CAIRO - Egypt's former autocrat Hosni Mubarak was flown from jail on Thursday in a symbolic victory for an army-dominated old order that has overthrown and imprisoned his freely elected Islamist successor.
A blue-and-white helicopter took Mubarak from Cairo's Tora prison, where scores of his supporters had gathered to hail his release. He was flown to a military hospital in the nearby southern suburb of Maadi, officials said.
"He protected the country," said Lobna Mohamed, a housewife in the crowd of Mubarak well-wishers. "He is a good man, but we want (Abdel Fattah) Sisi now," she said, referring to the army commander who overthrew Islamist Mohamed Morsi on July 3.
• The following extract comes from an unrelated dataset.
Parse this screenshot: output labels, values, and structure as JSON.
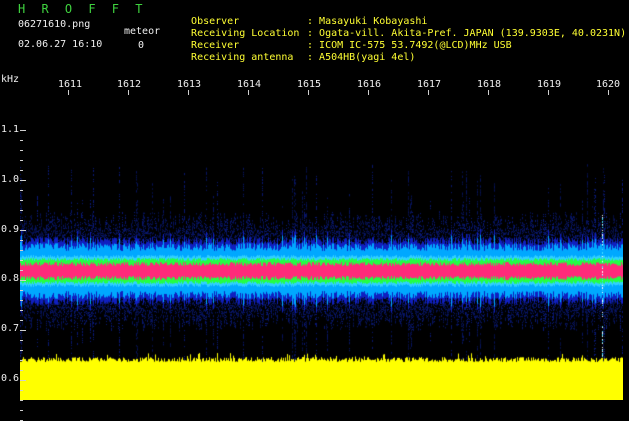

For Mubarak's enemies, the moment marked a reversal of the January 2011 pro-democracy uprising that brought him down after three decades in power as one of the pillars of authoritarian rule in the Middle East.
But some Egyptians, many of whom have rallied behind the army's decision to depose Morsi, expressed fondness for the 85-year-old former air force commander whose tight grip on power brought stability.
Judicial authorities had ordered Mubarak's release from Tora. His lawyer and other sources said earlier that his first destination would be an upscale hospital northeast of Cairo.
The prime minister's office has said Mubarak will be placed under house arrest.
That decision was made under a month-long state of emergency declared last week when police stormed protest camps set up in Cairo by deposed leader Morsi's Muslim Brotherhood to call for his reinstatement.
According to official sources, about 900 people, including some 100 soldiers and police, have been killed in violence across Egypt since then, making it the bloodiest bout of internal strife in the country's modern history as a republic. The Brotherhood says the toll is even higher. Most of the victims were gunned down by security forces.
In the latest violence, gunmen in a car killed an army major and a soldier near the Suez Canal city of Ismailia, security sources said. Two soldiers were wounded. The assailants escaped.
Mubarak's release dismayed some Egyptians.
"He should stay in prison. The country is facing obstacles so people are turning back to Mubarak. They don't know what they are doing," said Hoda Saleh, a fully veiled woman who was leaving Tora, where her brother is an inmate.
To outsiders who watch Egypt, the symbolism was powerful.
"This is the end. Mubarak will never be an important political player, but symbolically, it's a victory dance by the reconstituted old state under the leadership of the Supreme Council of the Armed Forces," said Joshua Stacher, an Egypt expert at Kent State University in the United States.
Mubarak was sentenced to life in prison last year for failing to prevent the killing of demonstrators. But a court accepted his appeal earlier this year and ordered a retrial in the case, for which he has already served the maximum amount of pretrial detention. Mubarak was arrested in April, 2011.
This week, two court rulings in separate corruption cases removed the last legal grounds for his continued detention, although he will not be allowed to leave Egypt and his assets remain frozen.